Tabip kelamlarından:
Cümle tabipler ve hekimler bütün hastalıkların ve belaların altı şeyden meydan geldiğinde
ittifak etmişlerdir:
- Gündüz çok uyumak,
- Gece çok uyumak
- Gece bir hareketden sonra su içmek
- Tok karnına yemek
- Kesret-i cima
- Bevlini tutmak.
Eskiden yaşlı bir adama:
- Maşallah, ömrün ne kadar uzun! dediklerinde adam:
- Biz yemeği pişirdiğimiz zaman güzelce pişiririz, ağzımıza aldığımız zaman iyice çiğneriz,
midemizi doldurmayız, çok fazla da acıktırmayız, dedi.
 
Eskiler derler ki:
“Bir insan için sabah kahvaltısından sonra en faydalı şey biraz istirahat etmek, akşam
yemeğinden sonra en faydalı şey de bir miktar hareket etmek, yürümektir. Bu sebeple: “Sabah
yemeğinden sonra bir koyunun sırtında bile olsa uyu, akşam yemeğinden sonra da muhakkak
surette bir miktar yürü” Mesele de: “Yemekten sonra bir adım da olsa yürüyün, meniden sonra
bir damla da olsa bevledin” denilmiştir.
 
İbn-i Sina demiştir ki:
“Bütün ilm-i tıbbı iki beyitte cem’ ettim:
Yediğin zaman az ye,
Bir defa yedikten sonra üzerine yemekten sakın.
Şifa yediğini hazmedebilmektedir. Bir mide için yemek üzerine yemek sokmaktan daha zor
gelen bir şey yoktur.”
 
Hikaye olunduğuna göre İran Padişahlarından birinin hâzık bir tabibi vardı. Tabibini Hazret-i
Mustafa –salallahu aleyhi vesellem-e hizmet etmek üzere Medine-i Münevvere’ye gönderdi.

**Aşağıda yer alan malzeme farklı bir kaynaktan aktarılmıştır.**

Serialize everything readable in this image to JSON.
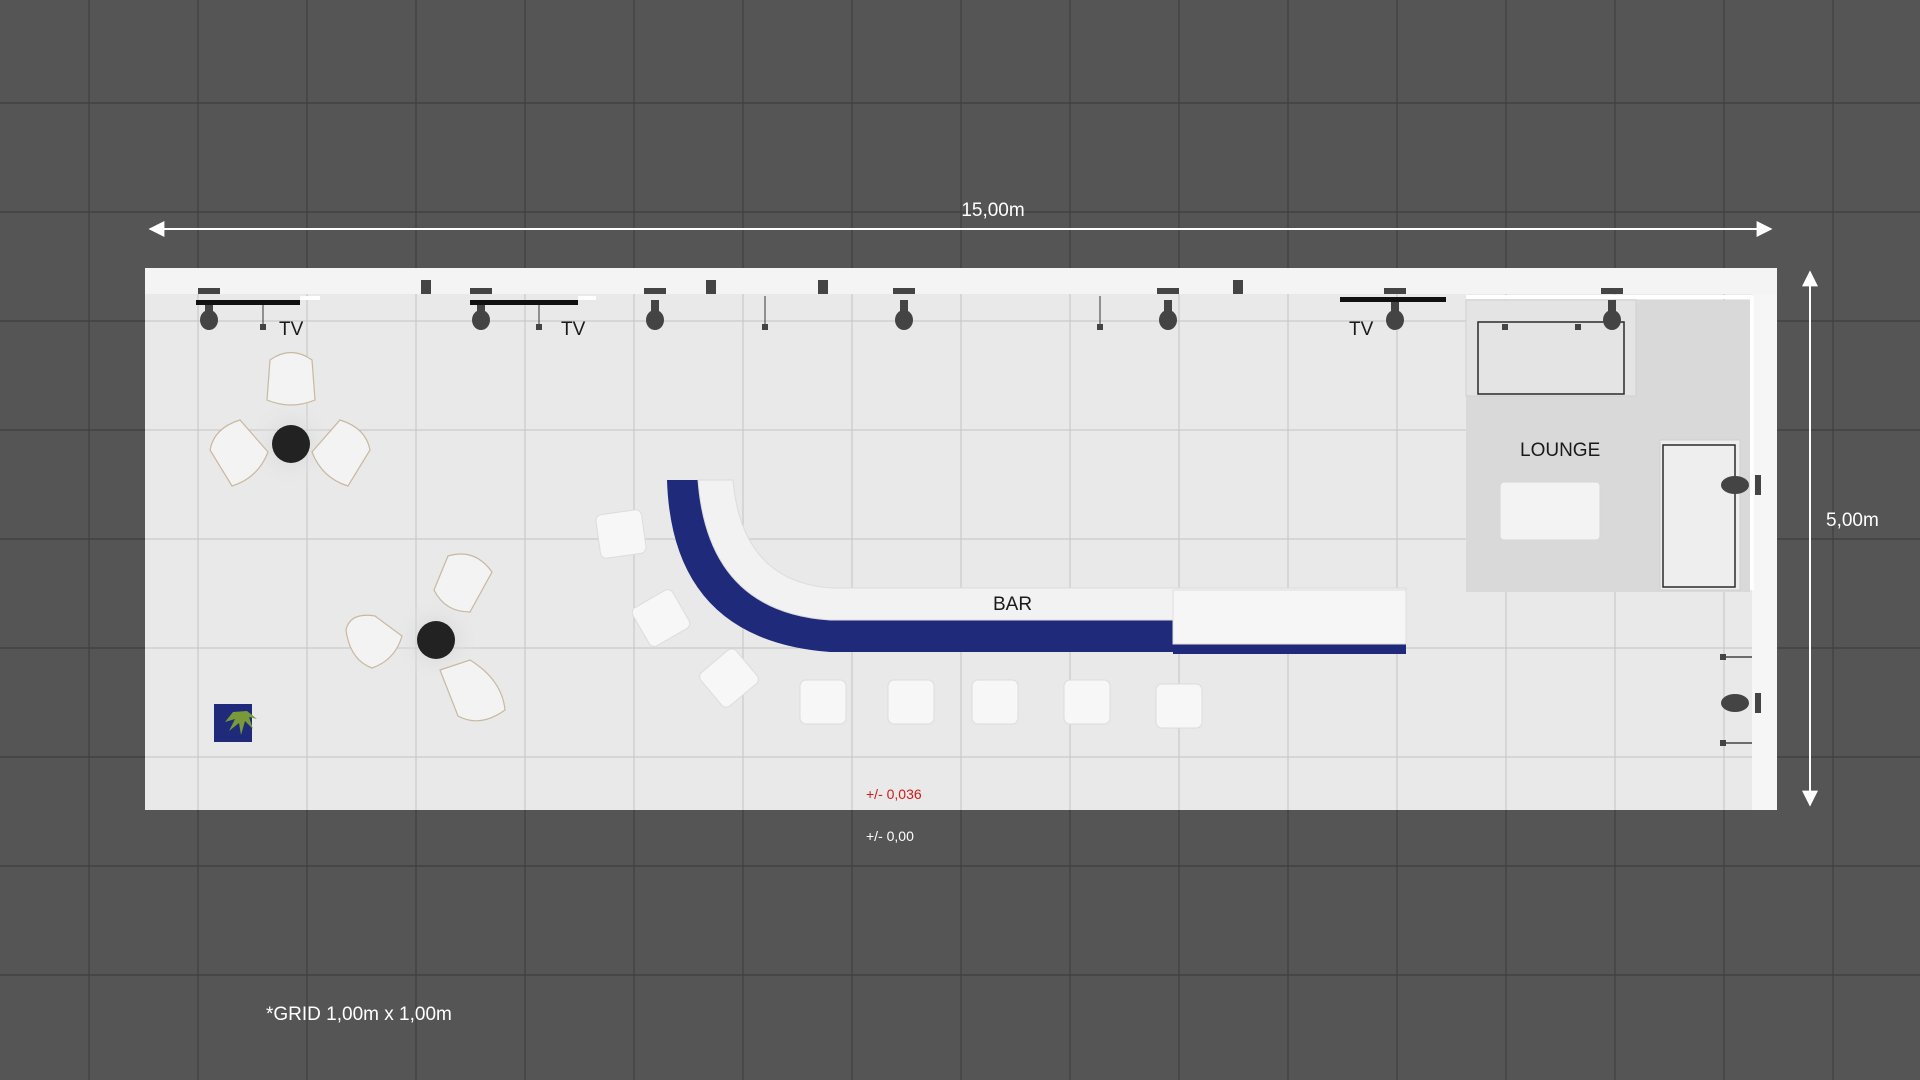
{
  "dimensions": {
    "width_label": "15,00m",
    "depth_label": "5,00m"
  },
  "labels": {
    "tv_1": "TV",
    "tv_2": "TV",
    "tv_3": "TV",
    "lounge": "LOUNGE",
    "bar": "BAR"
  },
  "levels": {
    "floor_level": "+/- 0,036",
    "ground_level": "+/- 0,00"
  },
  "legend": {
    "grid_note": "*GRID 1,00m x 1,00m"
  },
  "colors": {
    "background": "#555555",
    "floor": "#e9e9e9",
    "bar_blue": "#1f2a7a",
    "level_red": "#d11a1a",
    "grid_line": "#3f3f3f"
  }
}
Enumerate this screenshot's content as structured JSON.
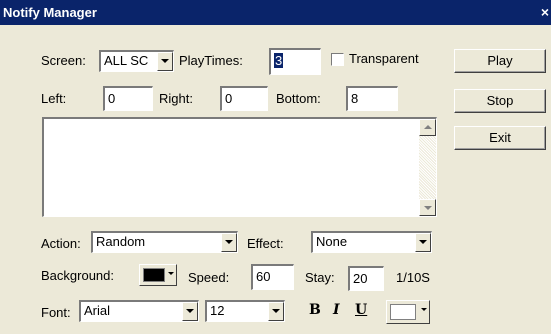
{
  "window": {
    "title": "Notify Manager",
    "close_glyph": "×"
  },
  "row1": {
    "screen_label": "Screen:",
    "screen_value": "ALL SC",
    "playtimes_label": "PlayTimes:",
    "playtimes_value": "3",
    "transparent_label": "Transparent"
  },
  "row2": {
    "left_label": "Left:",
    "left_value": "0",
    "right_label": "Right:",
    "right_value": "0",
    "bottom_label": "Bottom:",
    "bottom_value": "8"
  },
  "buttons": {
    "play": "Play",
    "stop": "Stop",
    "exit": "Exit"
  },
  "message_text": "",
  "row_action": {
    "action_label": "Action:",
    "action_value": "Random",
    "effect_label": "Effect:",
    "effect_value": "None"
  },
  "row_background": {
    "background_label": "Background:",
    "background_color": "#000000",
    "speed_label": "Speed:",
    "speed_value": "60",
    "stay_label": "Stay:",
    "stay_value": "20",
    "stay_unit": "1/10S"
  },
  "row_font": {
    "font_label": "Font:",
    "font_value": "Arial",
    "size_value": "12",
    "bold_glyph": "B",
    "italic_glyph": "I",
    "underline_glyph": "U",
    "font_color": "#ffffff"
  },
  "colors": {
    "titlebar": "#0a246a",
    "dialog_bg": "#ece9d8"
  }
}
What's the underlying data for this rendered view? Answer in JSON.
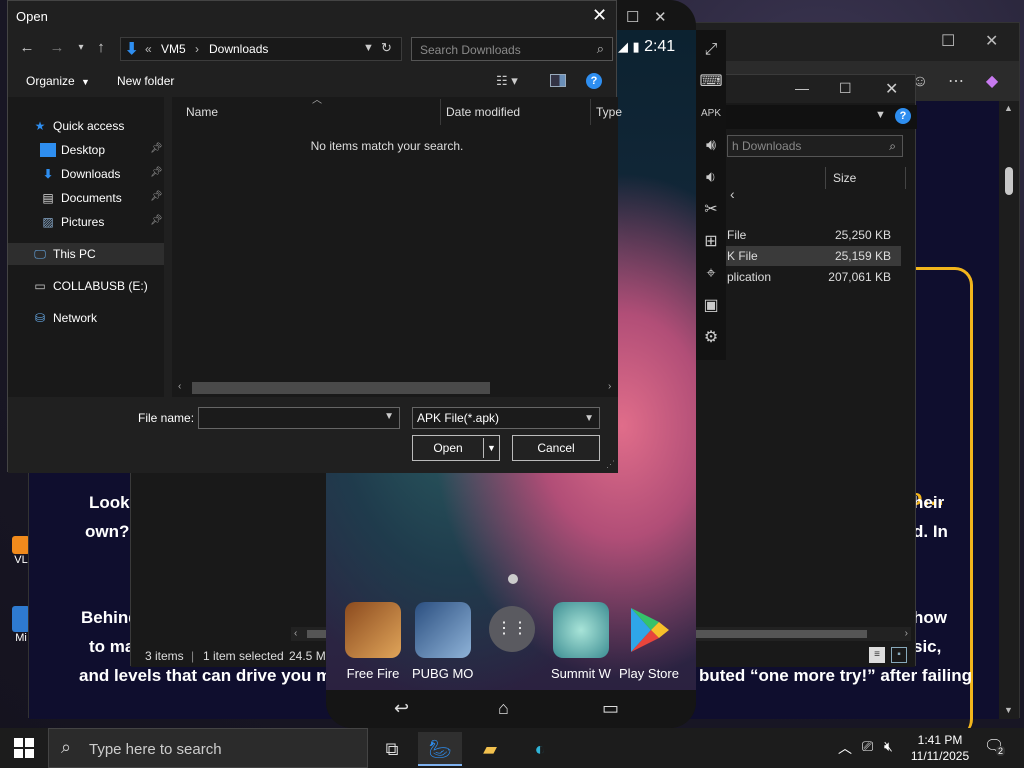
{
  "dialog": {
    "title": "Open",
    "address": {
      "root": "VM5",
      "folder": "Downloads",
      "prefix": "«"
    },
    "search_placeholder": "Search Downloads",
    "organize": "Organize",
    "new_folder": "New folder",
    "nav": [
      {
        "label": "Quick access",
        "icon": "star-icon",
        "pinned": false
      },
      {
        "label": "Desktop",
        "icon": "desktop-icon",
        "pinned": true
      },
      {
        "label": "Downloads",
        "icon": "download-arrow-icon",
        "pinned": true
      },
      {
        "label": "Documents",
        "icon": "document-icon",
        "pinned": true
      },
      {
        "label": "Pictures",
        "icon": "pictures-icon",
        "pinned": true
      },
      {
        "label": "This PC",
        "icon": "pc-icon",
        "pinned": false
      },
      {
        "label": "COLLABUSB (E:)",
        "icon": "usb-drive-icon",
        "pinned": false
      },
      {
        "label": "Network",
        "icon": "network-icon",
        "pinned": false
      }
    ],
    "columns": {
      "name": "Name",
      "date": "Date modified",
      "type": "Type"
    },
    "empty_message": "No items match your search.",
    "file_name_label": "File name:",
    "file_name_value": "",
    "file_type": "APK File(*.apk)",
    "open_button": "Open",
    "cancel_button": "Cancel"
  },
  "explorer2": {
    "search_placeholder": "h Downloads",
    "size_header": "Size",
    "rows": [
      {
        "type": "File",
        "size": "25,250 KB",
        "selected": false
      },
      {
        "type": "K File",
        "size": "25,159 KB",
        "selected": true
      },
      {
        "type": "plication",
        "size": "207,061 KB",
        "selected": false
      }
    ],
    "status_items": "3 items",
    "status_selected": "1 item selected",
    "status_size": "24.5 ME"
  },
  "emulator": {
    "time": "2:41",
    "apps": [
      {
        "label": "Free Fire",
        "color": "#b8742e"
      },
      {
        "label": "PUBG MOI",
        "color": "#3e6fae"
      },
      {
        "label": "",
        "color": "#5a5a60"
      },
      {
        "label": "Summit W",
        "color": "#6ab9b5"
      },
      {
        "label": "Play Store",
        "color": "#1e1e1e"
      }
    ]
  },
  "article": {
    "lines": [
      {
        "left": "Looki",
        "right": "heir"
      },
      {
        "left": "own?",
        "right": "d. In"
      },
      {
        "left": "Behind",
        "right": "how"
      },
      {
        "left": "to ma",
        "right": "sic,"
      },
      {
        "left": "and levels that can drive you ma",
        "right": "buted “one more try!” after failing"
      }
    ],
    "ellipsis": "o…"
  },
  "desktop_icons": [
    {
      "label": "VL"
    },
    {
      "label": "Mi"
    }
  ],
  "taskbar": {
    "search_placeholder": "Type here to search",
    "time": "1:41 PM",
    "date": "11/11/2025",
    "notification_count": "2"
  },
  "colors": {
    "accent": "#f2b51c",
    "selection": "#2e2e2e",
    "link_blue": "#2e8ef0"
  }
}
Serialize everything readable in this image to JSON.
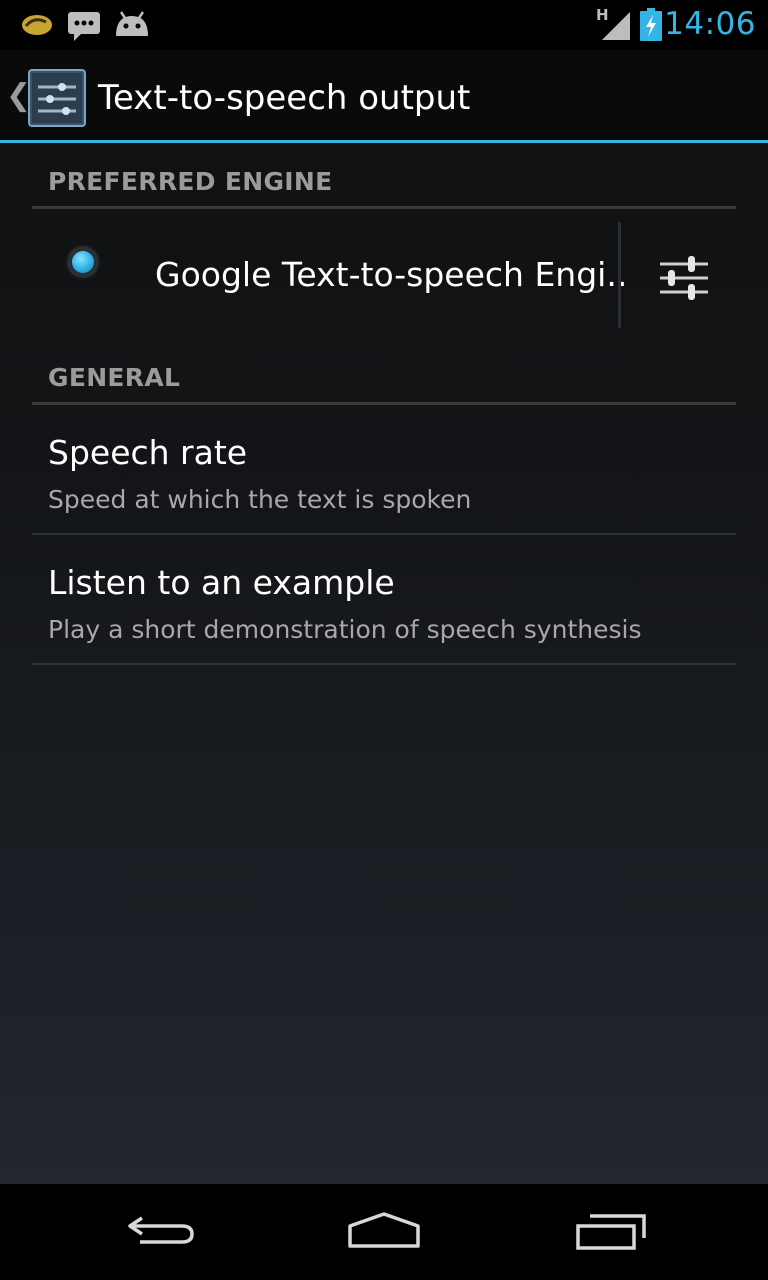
{
  "status_bar": {
    "time": "14:06",
    "network_type": "H",
    "icons": [
      "notification-bean-icon",
      "sms-icon",
      "android-icon",
      "signal-icon",
      "battery-charging-icon"
    ]
  },
  "action_bar": {
    "title": "Text-to-speech output",
    "app_icon": "settings-sliders-icon"
  },
  "sections": {
    "preferred_engine": {
      "header": "PREFERRED ENGINE",
      "engine_label": "Google Text-to-speech Engi..",
      "selected": true
    },
    "general": {
      "header": "GENERAL",
      "items": [
        {
          "title": "Speech rate",
          "summary": "Speed at which the text is spoken"
        },
        {
          "title": "Listen to an example",
          "summary": "Play a short demonstration of speech synthesis"
        }
      ]
    }
  },
  "nav_bar": {
    "buttons": [
      "back-icon",
      "home-icon",
      "recent-apps-icon"
    ]
  },
  "colors": {
    "accent": "#33b5e5",
    "section_header": "#9b9b9b",
    "summary_text": "#a8a8a8"
  }
}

Adam, burada bir sene kadar zaman geçirdi, kendisine görünmeye gelen olmadı. Kemse gelip de
kendisinden tedavi sormadı. Tabip daha fazla eğlenmeyerek Hazret-i Peygamberin huzuruna çıktı
ve durumu arz etti:
 
- Beni Senin ve Ashabının gerektiğinde tedavileriniz için gönderdiler, bu kadar müddet
memleketinizde kaldım, kimse gelip muayene olmadı, benim de kimseye bir faydam
dokunmadı, dedi. Bunun üzerine rasulullah- salallahu aleyhi ve sellem- buyurdu ki:
- “Benim Ashabımın adetleri şu veçhiledir ki, iyice iştahları olmadan yemek yemezler, daha
yemeğe iştahları var iken sofradan kalkarlar, yani doymadan kalkarlar.” Bunun üzerine
hekim:
- İşte bu sıhhatli bulunmanın esasıdır. Burası da benim yerim değilmiş, dedi ve memleketine
döndü.
Hikaye olunduğuna göre Erdeşir bir Müslüman hekime rastladığında sordu ki: “Günde kaç
dirhem yemek lazımdır?” Hekim:
- Yüz dirhem kadar kifayet eder, dedi: bunun üzerine:
- Bu kadarı insana ne kuvvet verir ki? dediklerinde:
- Bu miktar seni taşımaya kifayet eder, bundan fazla yersen sen onu taşırsın.
 
Büyükler dediler ki: “İnsan az yerse vücudu sıhhatli, hıfzı kuvvetli, temiz anlayışlı, az uykulu ve
hafif cisimli olur.”
 
Rivayet olunduğuna göre analar dörttür: Devaların anası, edeplerin anası, emniyetlerin anası.
Bütün devaların anası az yemek, bütün edeplerin anası az konuşmak, bütün emniyetlerin anası
sabır, bütün ibadetlerin anası günahları terk etmektir.